Des indicateurs qui résistent au-delà du burn rate
La consommation de trésorerie reste importante, mais les comités pondèrent aussi les trajectoires de coût unitaire, le temps moyen entre pannes en conditions de combat et le coût d’acquisition client dans les canaux d’achat public. Ils comparent les taux de gain de contrats aux cycles de vente purement commerciaux. Une société capable d’afficher deux lots de production successifs à coût unitaire décroissant gagne du levier, même si le burn absolu reste élevé.
Les dépôts réglementaires offrent un autre prisme. Lorsqu’une firme approche la taille d’un marché public, les analystes consultent les publications récentes de la Securities and Exchange Commission américaine pour repérer les risques de parties liées ou les passifs éventuels. Les sociétés privées plus petites ont moins de paperasse, mais les comités avertis demandent tout de même des synthèses de side letters et des droits des investisseurs antérieurs pour éviter les blocages futurs.
Le risque macro entre par la santé des bilans souverains. Les comités croisent parfois les hypothèses d’espace budgétaire avec les publications du FMI avant de souscrire des revenus multi-annuels dépendants de l’État. Cette habitude limite l’excès d’optimisme lorsque les budgets de défense se resserrent.
Où s’insère l’accompagnement de l’incubateur avant le pitch
Les incubateurs spécialisés auprès de fondateurs proches de la défense passent des mois à tester les narratifs face aux questions ci-dessus. Ils organisent des comités fictifs avec d’anciens responsables de programmes et des investisseurs. Ils forment aussi les équipes à la précision du vocabulaire : distinguer le « technology readiness level » de la simple maturité marketing, ou l’« authority to operate » d’une simple conformité cloud. La phrase-clé « incubator inv defensetech investment committees glossary » apparaît naturellement lorsque les fondateurs travaillent ces distinctions dans des programmes structurés.
Les investisseurs eux-mêmes consultent des ressources sélectionnées. La section Pour les investisseurs du site et l’archive plus large Archives Investir dans la tech rassemblent des études de cas que les comités citent parfois comme repères. Les fondateurs qui s’imprègnent de ces matériaux arrivent mieux préparés au rythme et au vocabulaire des vraies salles de décision.
Les questions de procédure courantes se trouvent dans la FAQ publique, ce qui raccourcit les échanges par e-mail pour les primo-candidats comme pour les limited partners.
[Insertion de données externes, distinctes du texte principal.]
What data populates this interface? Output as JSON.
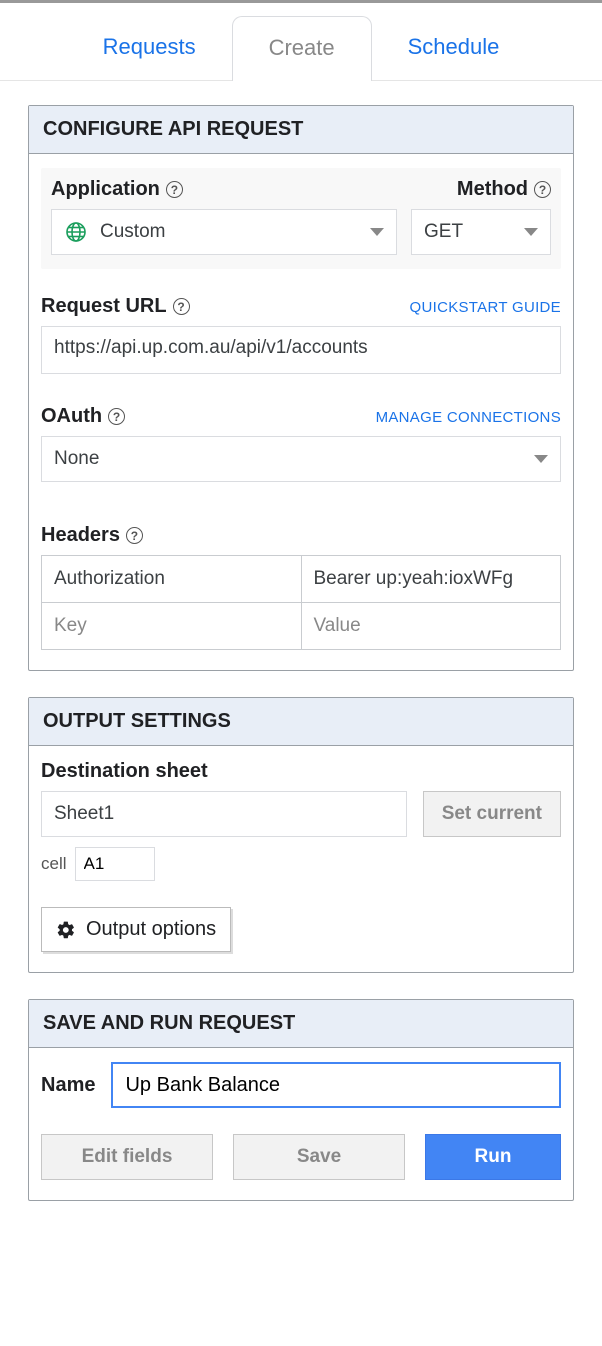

Après l’accord : la gouvernance qu’attendent les acheteurs de défense
Une term sheet signée n’est que le début. La gouvernance post-closing inclut souvent des observateurs au conseil dotés d’expertise sécurité, des audits trimestriels de l’origine de la chaîne d’approvisionnement et des clauses de notification rapide en cas d’intérêt d’investisseurs étrangers. Ces dispositions paraissent lourdes aux fondateurs civils, mais elles correspondent aux attentes des ministères de la Défense et des grands maîtres d’œuvre.
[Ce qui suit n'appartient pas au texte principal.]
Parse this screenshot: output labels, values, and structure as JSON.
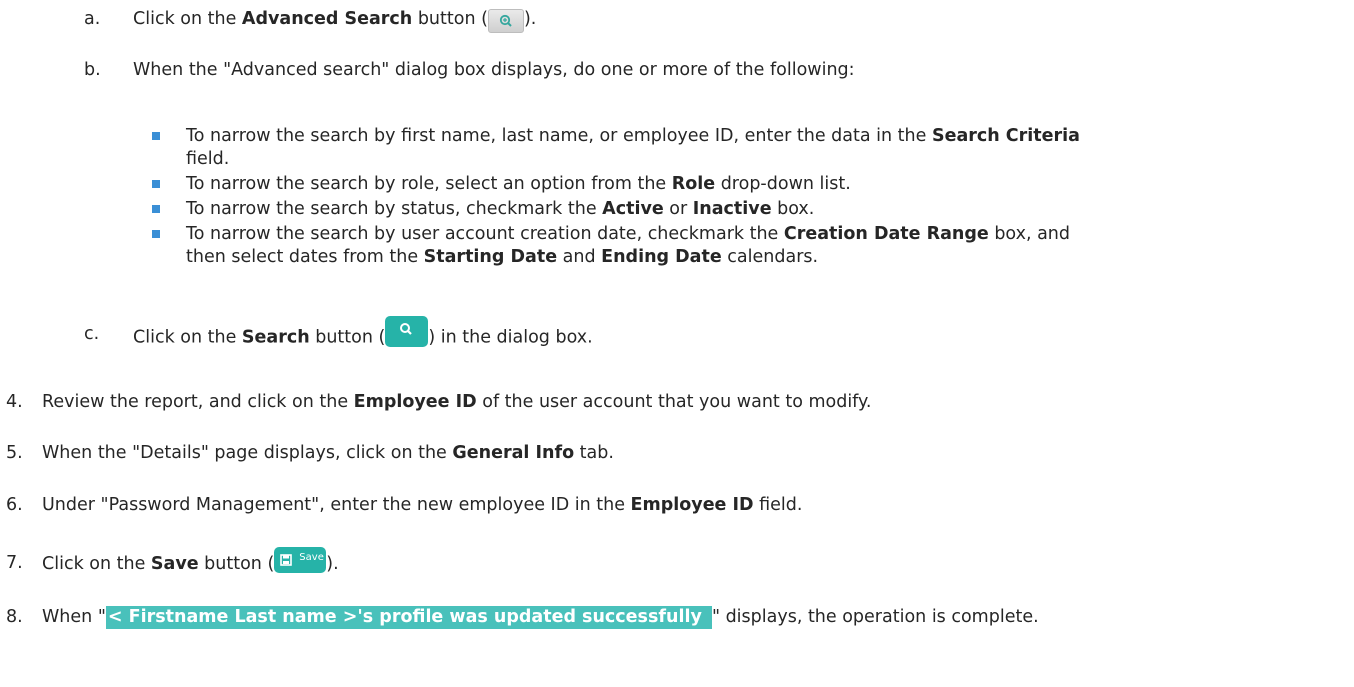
{
  "steps": {
    "a": {
      "marker": "a.",
      "pre": "Click on the ",
      "bold": "Advanced Search",
      "mid": " button (",
      "post": ")."
    },
    "b": {
      "marker": "b.",
      "text": "When the \"Advanced search\" dialog box displays, do one or more of the following:"
    },
    "bullets": {
      "b1": {
        "pre": "To narrow the search by first name, last name, or employee ID, enter the data in the ",
        "bold": "Search Criteria",
        "cont": "field."
      },
      "b2": {
        "pre": "To narrow the search by role, select an option from the ",
        "bold": "Role",
        "post": " drop-down list."
      },
      "b3": {
        "pre": "To narrow the search by status, checkmark the ",
        "bold1": "Active",
        "mid": " or ",
        "bold2": "Inactive",
        "post": " box."
      },
      "b4": {
        "pre": "To narrow the search by user account creation date, checkmark the ",
        "bold1": "Creation Date Range",
        "post": " box, and",
        "cont_pre": "then select dates from the ",
        "bold2": "Starting Date",
        "mid": " and ",
        "bold3": "Ending Date",
        "cont_post": " calendars."
      }
    },
    "c": {
      "marker": "c.",
      "pre": "Click on the ",
      "bold": "Search",
      "mid": " button (",
      "post": ") in the dialog box."
    },
    "s4": {
      "marker": "4.",
      "pre": "Review the report, and click on the ",
      "bold": "Employee ID",
      "post": " of the user account that you want to modify."
    },
    "s5": {
      "marker": "5.",
      "pre": "When the \"Details\" page displays, click on the ",
      "bold": "General Info",
      "post": " tab."
    },
    "s6": {
      "marker": "6.",
      "pre": "Under \"Password Management\", enter the new employee ID in the ",
      "bold": "Employee ID",
      "post": " field."
    },
    "s7": {
      "marker": "7.",
      "pre": "Click on the ",
      "bold": "Save",
      "mid": " button (",
      "post": ").",
      "save_label": "Save"
    },
    "s8": {
      "marker": "8.",
      "pre": "When \"",
      "highlight": "< Firstname Last name >'s profile was updated successfully ",
      "post": "\" displays, the operation is complete."
    }
  },
  "icons": {
    "advanced_search": "zoom-in-magnifier-icon",
    "search": "magnifier-icon",
    "save": "floppy-disk-icon"
  },
  "colors": {
    "button_teal": "#26b3a8",
    "highlight": "#49c1bb",
    "bullet": "#3a8fd6",
    "text": "#262626"
  }
}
Les voies de sortie divergent aussi. Les cessions stratégiques à des primes, les secondaires vers des fonds spécialisés ou les introductions en Bourse sous règles de divulgation renforcées apparaissent plus souvent que les sorties purement grand public. Les comités modélisent ces trajectoires dès l’entrée pour que la structure de capital reste souple plutôt que verrouillée sur un seul scénario.
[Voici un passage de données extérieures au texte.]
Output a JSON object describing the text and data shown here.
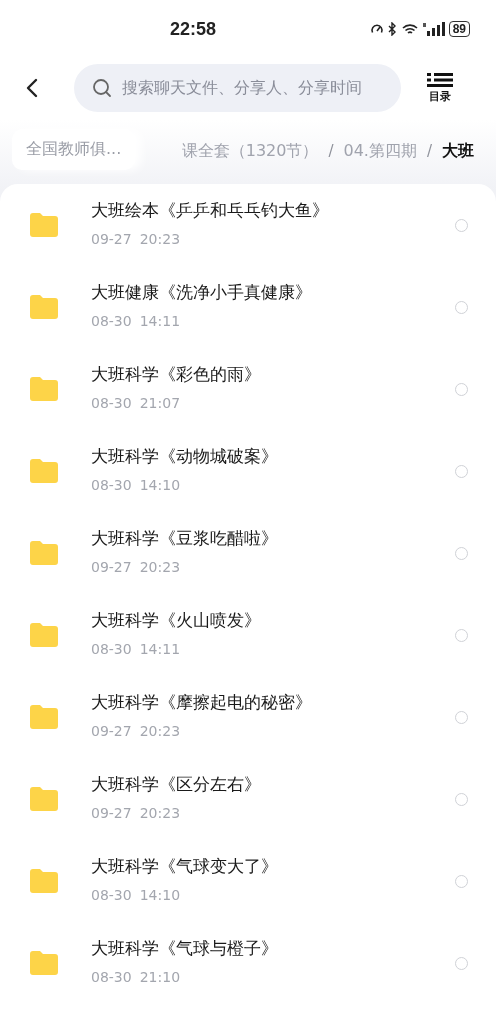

Les fondateurs qui traitent le comité d’investissement comme un partenaire de long terme plutôt que comme un simple portail ponctuel construisent un soutien de follow-on plus solide. Ils maintiennent dans le reporting mensuel la même rigueur que dans le dossier de diligence initial, préservant ainsi la confiance lorsque le prochain tour de table devient nécessaire.